Avery: imo, making the key actuator control distributed amplifies the set of issues brought about by patchwork node availability. I'm open to splitting this up, but I think it vastly complicates shutdown in error states. I do agree that separating them into individual nodes gives us the freedom to change how one actuator works with certainty that the others aren't affected and we don't have to throw away older tests, but it's a tradeoff that I'm not 100% sold on yet. We should discuss this after the meeting.

design

tbs should be pretty dumb from a controls perspective.

This is to say, tbs will handle only performing requested actuations. tbs is not primarily responsible for the safety of performing the given inputs.

The car has 3 major actuators:

  • EPAS
  • Throttle control
  • Brake control

For EPAS, tbs should be given a specific steering wheel absolute 'angle'. Note that 0deg =/= 360deg =/= -360deg. tbs will probably use a simple PID controller to achieve these angles. As such, producers of steering wheel 'angles' should generate these based on some sort of motion profile to steer smoothly.

As of now, Throttle control and Brake control should be given as percent actuation or position. 0% means no brake or no throttle. 50% means the throttle or brake will be pushed 50% of the way, etc. Some modeling and measurements may allow for tbs to consume a single acceleration/deceleration figure in SI units, if desired in the future.

assumptions

As tbs should be light on logic, we should expect it to behave predictably when everything is online, but care should be taken to test device loss in simulation and reality if possible.
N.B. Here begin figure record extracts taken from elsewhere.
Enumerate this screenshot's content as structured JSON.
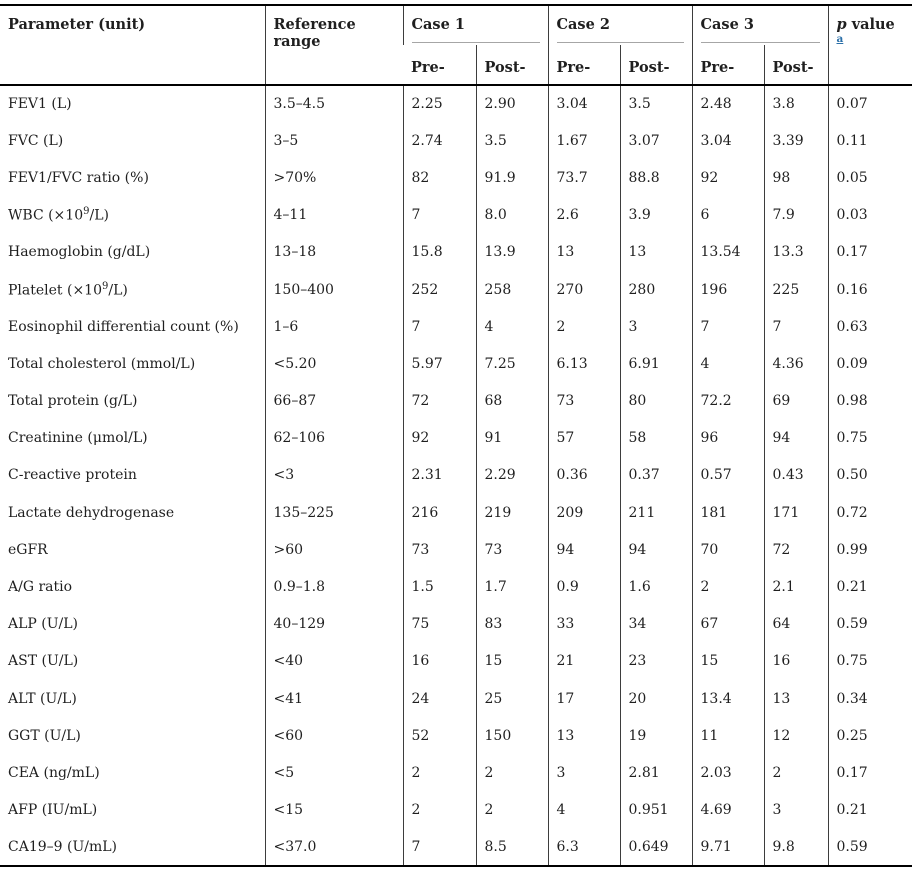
{
  "table": {
    "header": {
      "parameter": "Parameter (unit)",
      "reference": "Reference range",
      "cases": [
        "Case 1",
        "Case 2",
        "Case 3"
      ],
      "pre_label": "Pre-",
      "post_label": "Post-",
      "p_value": {
        "p": "p",
        "value": " value ",
        "footnote": "a"
      }
    },
    "rows": [
      {
        "parameter": "FEV1 (L)",
        "reference": "3.5–4.5",
        "values": [
          "2.25",
          "2.90",
          "3.04",
          "3.5",
          "2.48",
          "3.8"
        ],
        "p": "0.07"
      },
      {
        "parameter": "FVC (L)",
        "reference": "3–5",
        "values": [
          "2.74",
          "3.5",
          "1.67",
          "3.07",
          "3.04",
          "3.39"
        ],
        "p": "0.11"
      },
      {
        "parameter": "FEV1/FVC ratio (%)",
        "reference": ">70%",
        "values": [
          "82",
          "91.9",
          "73.7",
          "88.8",
          "92",
          "98"
        ],
        "p": "0.05"
      },
      {
        "parameter": "WBC (×10⁹/L)",
        "reference": "4–11",
        "values": [
          "7",
          "8.0",
          "2.6",
          "3.9",
          "6",
          "7.9"
        ],
        "p": "0.03"
      },
      {
        "parameter": "Haemoglobin (g/dL)",
        "reference": "13–18",
        "values": [
          "15.8",
          "13.9",
          "13",
          "13",
          "13.54",
          "13.3"
        ],
        "p": "0.17"
      },
      {
        "parameter": "Platelet (×10⁹/L)",
        "reference": "150–400",
        "values": [
          "252",
          "258",
          "270",
          "280",
          "196",
          "225"
        ],
        "p": "0.16"
      },
      {
        "parameter": "Eosinophil differential count (%)",
        "reference": "1–6",
        "values": [
          "7",
          "4",
          "2",
          "3",
          "7",
          "7"
        ],
        "p": "0.63"
      },
      {
        "parameter": "Total cholesterol (mmol/L)",
        "reference": "<5.20",
        "values": [
          "5.97",
          "7.25",
          "6.13",
          "6.91",
          "4",
          "4.36"
        ],
        "p": "0.09"
      },
      {
        "parameter": "Total protein (g/L)",
        "reference": "66–87",
        "values": [
          "72",
          "68",
          "73",
          "80",
          "72.2",
          "69"
        ],
        "p": "0.98"
      },
      {
        "parameter": "Creatinine (μmol/L)",
        "reference": "62–106",
        "values": [
          "92",
          "91",
          "57",
          "58",
          "96",
          "94"
        ],
        "p": "0.75"
      },
      {
        "parameter": "C-reactive protein",
        "reference": "<3",
        "values": [
          "2.31",
          "2.29",
          "0.36",
          "0.37",
          "0.57",
          "0.43"
        ],
        "p": "0.50"
      },
      {
        "parameter": "Lactate dehydrogenase",
        "reference": "135–225",
        "values": [
          "216",
          "219",
          "209",
          "211",
          "181",
          "171"
        ],
        "p": "0.72"
      },
      {
        "parameter": "eGFR",
        "reference": ">60",
        "values": [
          "73",
          "73",
          "94",
          "94",
          "70",
          "72"
        ],
        "p": "0.99"
      },
      {
        "parameter": "A/G ratio",
        "reference": "0.9–1.8",
        "values": [
          "1.5",
          "1.7",
          "0.9",
          "1.6",
          "2",
          "2.1"
        ],
        "p": "0.21"
      },
      {
        "parameter": "ALP (U/L)",
        "reference": "40–129",
        "values": [
          "75",
          "83",
          "33",
          "34",
          "67",
          "64"
        ],
        "p": "0.59"
      },
      {
        "parameter": "AST (U/L)",
        "reference": "<40",
        "values": [
          "16",
          "15",
          "21",
          "23",
          "15",
          "16"
        ],
        "p": "0.75"
      },
      {
        "parameter": "ALT (U/L)",
        "reference": "<41",
        "values": [
          "24",
          "25",
          "17",
          "20",
          "13.4",
          "13"
        ],
        "p": "0.34"
      },
      {
        "parameter": "GGT (U/L)",
        "reference": "<60",
        "values": [
          "52",
          "150",
          "13",
          "19",
          "11",
          "12"
        ],
        "p": "0.25"
      },
      {
        "parameter": "CEA (ng/mL)",
        "reference": "<5",
        "values": [
          "2",
          "2",
          "3",
          "2.81",
          "2.03",
          "2"
        ],
        "p": "0.17"
      },
      {
        "parameter": "AFP (IU/mL)",
        "reference": "<15",
        "values": [
          "2",
          "2",
          "4",
          "0.951",
          "4.69",
          "3"
        ],
        "p": "0.21"
      },
      {
        "parameter": "CA19–9 (U/mL)",
        "reference": "<37.0",
        "values": [
          "7",
          "8.5",
          "6.3",
          "0.649",
          "9.71",
          "9.8"
        ],
        "p": "0.59"
      }
    ]
  },
  "colors": {
    "text": "#1f1f1f",
    "heavy_border": "#000000",
    "column_separator": "#3d3d3d",
    "case_underline": "#a6a6a6",
    "footnote_link": "#2a6fa8"
  }
}
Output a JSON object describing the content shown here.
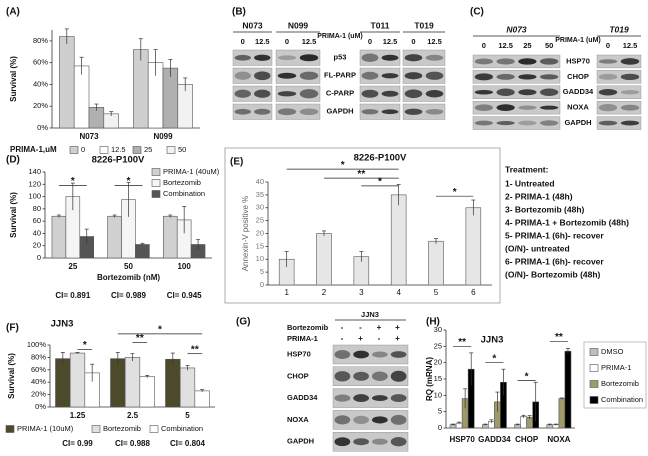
{
  "chart_data": [
    {
      "panel": "(A)",
      "type": "bar",
      "categories": [
        "N073",
        "N099"
      ],
      "legend_title": "PRIMA-1,uM",
      "series": [
        {
          "name": "0",
          "color": "#cfcfcf",
          "values": [
            84,
            72
          ],
          "errors": [
            7,
            10
          ]
        },
        {
          "name": "12.5",
          "color": "#ffffff",
          "values": [
            57,
            60
          ],
          "errors": [
            8,
            12
          ]
        },
        {
          "name": "25",
          "color": "#b0b0b0",
          "values": [
            19,
            55
          ],
          "errors": [
            3,
            8
          ]
        },
        {
          "name": "50",
          "color": "#f2f2f2",
          "values": [
            13,
            40
          ],
          "errors": [
            2,
            6
          ]
        }
      ],
      "ylabel": "Survival (%)",
      "ylim": [
        0,
        90
      ],
      "yticks": [
        {
          "value": 0,
          "label": "0%"
        },
        {
          "value": 20,
          "label": "20%"
        },
        {
          "value": 40,
          "label": "40%"
        },
        {
          "value": 60,
          "label": "60%"
        },
        {
          "value": 80,
          "label": "80%"
        }
      ]
    },
    {
      "panel": "(D)",
      "type": "bar",
      "title": "8226-P100V",
      "categories": [
        "25",
        "50",
        "100"
      ],
      "xlabel": "Bortezomib (nM)",
      "series": [
        {
          "name": "PRIMA-1 (40uM)",
          "color": "#d0d0d0",
          "values": [
            68,
            68,
            68
          ],
          "errors": [
            2,
            2,
            2
          ]
        },
        {
          "name": "Bortezomib",
          "color": "#f5f5f5",
          "values": [
            100,
            95,
            62
          ],
          "errors": [
            22,
            28,
            22
          ]
        },
        {
          "name": "Combination",
          "color": "#555555",
          "values": [
            35,
            22,
            22
          ],
          "errors": [
            12,
            2,
            8
          ]
        }
      ],
      "ylabel": "Survival (%)",
      "ylim": [
        0,
        140
      ],
      "yticks": [
        0,
        20,
        40,
        60,
        80,
        100,
        120,
        140
      ],
      "ci_labels": [
        "CI= 0.891",
        "CI= 0.989",
        "CI= 0.945"
      ],
      "significance": [
        "*",
        "*"
      ]
    },
    {
      "panel": "(E)",
      "type": "bar",
      "title": "8226-P100V",
      "categories": [
        "1",
        "2",
        "3",
        "4",
        "5",
        "6"
      ],
      "values": [
        10,
        20,
        11,
        35,
        17,
        30
      ],
      "errors": [
        3,
        1,
        2,
        4,
        1,
        3
      ],
      "color": "#e6e6e6",
      "ylabel": "Annexin-V positive %",
      "ylim": [
        0,
        40
      ],
      "yticks": [
        0,
        5,
        10,
        15,
        20,
        25,
        30,
        35,
        40
      ],
      "significance": [
        "*",
        "**",
        "*",
        "*"
      ],
      "treatment_title": "Treatment:",
      "treatment_items": [
        "1- Untreated",
        "2- PRIMA-1 (48h)",
        "3- Bortezomib (48h)",
        "4- PRIMA-1 + Bortezomib (48h)",
        "5- PRIMA-1 (6h)- recover",
        "(O/N)- untreated",
        "6- PRIMA-1 (6h)- recover",
        "(O/N)- Bortezomib (48h)"
      ]
    },
    {
      "panel": "(F)",
      "type": "bar",
      "title": "JJN3",
      "categories": [
        "1.25",
        "2.5",
        "5"
      ],
      "series": [
        {
          "name": "PRIMA-1 (10uM)",
          "color": "#4d4a2c",
          "values": [
            78,
            78,
            77
          ],
          "errors": [
            10,
            10,
            10
          ]
        },
        {
          "name": "Bortezomib",
          "color": "#e0e0e0",
          "values": [
            87,
            80,
            63
          ],
          "errors": [
            1,
            6,
            4
          ]
        },
        {
          "name": "Combination",
          "color": "#ffffff",
          "values": [
            55,
            49,
            26
          ],
          "errors": [
            14,
            2,
            2
          ]
        }
      ],
      "ylabel": "Survival (%)",
      "ylim": [
        0,
        100
      ],
      "yticks": [
        {
          "value": 0,
          "label": "0%"
        },
        {
          "value": 20,
          "label": "20%"
        },
        {
          "value": 40,
          "label": "40%"
        },
        {
          "value": 60,
          "label": "60%"
        },
        {
          "value": 80,
          "label": "80%"
        },
        {
          "value": 100,
          "label": "100%"
        }
      ],
      "ci_labels": [
        "CI= 0.99",
        "CI= 0.988",
        "CI= 0.804"
      ],
      "significance": [
        "*",
        "*",
        "**",
        "**"
      ]
    },
    {
      "panel": "(H)",
      "type": "bar",
      "title": "JJN3",
      "categories": [
        "HSP70",
        "GADD34",
        "CHOP",
        "NOXA"
      ],
      "series": [
        {
          "name": "DMSO",
          "color": "#bfbfbf",
          "values": [
            1,
            1,
            1,
            1
          ],
          "errors": [
            0.2,
            0.2,
            0.2,
            0.2
          ]
        },
        {
          "name": "PRIMA-1",
          "color": "#ffffff",
          "values": [
            1.5,
            2,
            3.5,
            1
          ],
          "errors": [
            0.3,
            0.5,
            0.4,
            0.2
          ]
        },
        {
          "name": "Bortezomib",
          "color": "#a09a6a",
          "values": [
            9,
            8,
            3.3,
            9
          ],
          "errors": [
            3,
            3,
            0.5,
            0.2
          ]
        },
        {
          "name": "Combination",
          "color": "#000000",
          "values": [
            18,
            14,
            8,
            23.5
          ],
          "errors": [
            5,
            4,
            6,
            0.8
          ]
        }
      ],
      "ylabel": "RQ (mRNA)",
      "ylim": [
        0,
        30
      ],
      "yticks": [
        0,
        5,
        10,
        15,
        20,
        25,
        30
      ],
      "significance": [
        "**",
        "*",
        "*",
        "**"
      ]
    }
  ],
  "blots": [
    {
      "panel": "(B)",
      "treatment": "PRIMA-1 (uM)",
      "groups": [
        {
          "name": "N073",
          "lanes": [
            "0",
            "12.5"
          ]
        },
        {
          "name": "N099",
          "lanes": [
            "0",
            "12.5"
          ]
        },
        {
          "name": "T011",
          "lanes": [
            "0",
            "12.5"
          ]
        },
        {
          "name": "T019",
          "lanes": [
            "0",
            "12.5"
          ]
        }
      ],
      "rows": [
        "p53",
        "FL-PARP",
        "C-PARP",
        "GAPDH"
      ]
    },
    {
      "panel": "(C)",
      "treatment": "PRIMA-1 (uM)",
      "groups": [
        {
          "name": "N073",
          "lanes": [
            "0",
            "12.5",
            "25",
            "50"
          ]
        },
        {
          "name": "T019",
          "lanes": [
            "0",
            "12.5"
          ]
        }
      ],
      "rows": [
        "HSP70",
        "CHOP",
        "GADD34",
        "NOXA",
        "GAPDH"
      ]
    },
    {
      "panel": "(G)",
      "title": "JJN3",
      "conditions": [
        {
          "name": "Bortezomib",
          "lanes": [
            "-",
            "-",
            "+",
            "+"
          ]
        },
        {
          "name": "PRIMA-1",
          "lanes": [
            "-",
            "+",
            "-",
            "+"
          ]
        }
      ],
      "rows": [
        "HSP70",
        "CHOP",
        "GADD34",
        "NOXA",
        "GAPDH"
      ]
    }
  ]
}
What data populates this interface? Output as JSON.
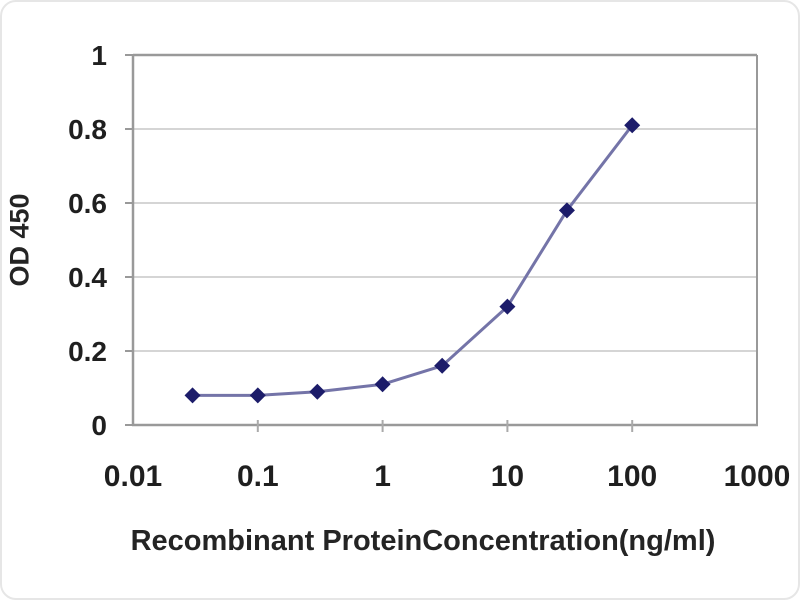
{
  "chart_data": {
    "type": "line",
    "title": "",
    "xlabel": "Recombinant ProteinConcentration(ng/ml)",
    "ylabel": "OD 450",
    "x_scale": "log",
    "xlim": [
      0.01,
      1000
    ],
    "ylim": [
      0,
      1
    ],
    "x_ticks": [
      0.01,
      0.1,
      1,
      10,
      100,
      1000
    ],
    "x_tick_labels": [
      "0.01",
      "0.1",
      "1",
      "10",
      "100",
      "1000"
    ],
    "y_ticks": [
      0,
      0.2,
      0.4,
      0.6,
      0.8,
      1
    ],
    "y_tick_labels": [
      "0",
      "0.2",
      "0.4",
      "0.6",
      "0.8",
      "1"
    ],
    "grid": "horizontal",
    "legend": "none",
    "series": [
      {
        "name": "OD 450",
        "marker": "diamond",
        "x": [
          0.03,
          0.1,
          0.3,
          1,
          3,
          10,
          30,
          100
        ],
        "y": [
          0.08,
          0.08,
          0.09,
          0.11,
          0.16,
          0.32,
          0.58,
          0.81
        ]
      }
    ],
    "colors": {
      "line": "#7474a8",
      "marker": "#1c1c6a",
      "grid": "#bcbcbc",
      "axis": "#999999",
      "tick": "#aaaaaa",
      "text": "#1f1f1f",
      "background": "#ffffff"
    }
  }
}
There should never be more than one tbs.

inputs/outputs

inputs

tbs_action * float32 steering_angle * float32 throttle_position [0,1] * float32 brake_position [0,1]

outputs

tbs_health * bool epas_good * bool throttle_good * bool brake_good for debugging and tuning: tbs_stat * float32 steering_current * float32 steering_target

error detection and handling

philosophy

The buck stops with tbs. Because it is ultimately responsible for changing the state of the car in the real world, it must be designed to fail in a way that preserves, in descending order

  • pedestrians
  • passengers
  • campus
  • the car

The safety of tbs only extends to the implementation of what it is told to perform. tbs will run over pedestrians if told to do so.

CAN Bus fault / device loss

In the event of a loss of EPAS/Throttle/Brake devices on the CAN bus, tbs should try to fail as safely as possible. The run should obviously be aborted, and tbs should run through a procedure dictated by the safety manager, which may involve bus reset, bus commands, or a total shutdown. In the event that the safety manager dies, tbs must engage the safe shutdown sequence:

  • if Throttle is online, issue a 0% throttle command.
  • if Brake is online, issue a high but safe brake command.
    • experimental testing is necessary to determine the value of brake actuation. For maximum safety, we should brake to minimize stopping distance.
    • in a situation with other cars on the road, we have to get a braking strategy from the safety manager.
  • if EPAS is online, issue a 0% effort command to allow the driver to take control.
  • signal failure state to the safety manager for further decision making
  • visibly (and audibly?) alert the driver of the situation (safety manager)
  • stop accepting further messages

If the safety manager deems this a transient fault, an alternative to aborting the run is to try to restart the bus, either through a node command or a full remount of the can bus.

device failure

EPAS non-actuation should be fairly easy to detect via position error, and should trigger the safe shutdown sequence.

Throttle and Brake non-actuation may be detectable if we can read back the linear actuator potentiometers (pending info). The safe shutdown sequence should be initiated, with an urgent prompt to brake if the Brake linear actuator has failed.

Upstream node stall/crash

The alternative failure case is the tbs command going stale. If a node up the stack dies, or gets stuck, tbs will continue to operate based on old data long past the validity of that data. A suitable way to handle this case is to introduce a timer in tbs, where old commands are only held onto for a fixed period of time, and tbs resorts to a stop when no command is active. This should never happen in a healthy system, and so it may also be prudent to initiate safe shutdown.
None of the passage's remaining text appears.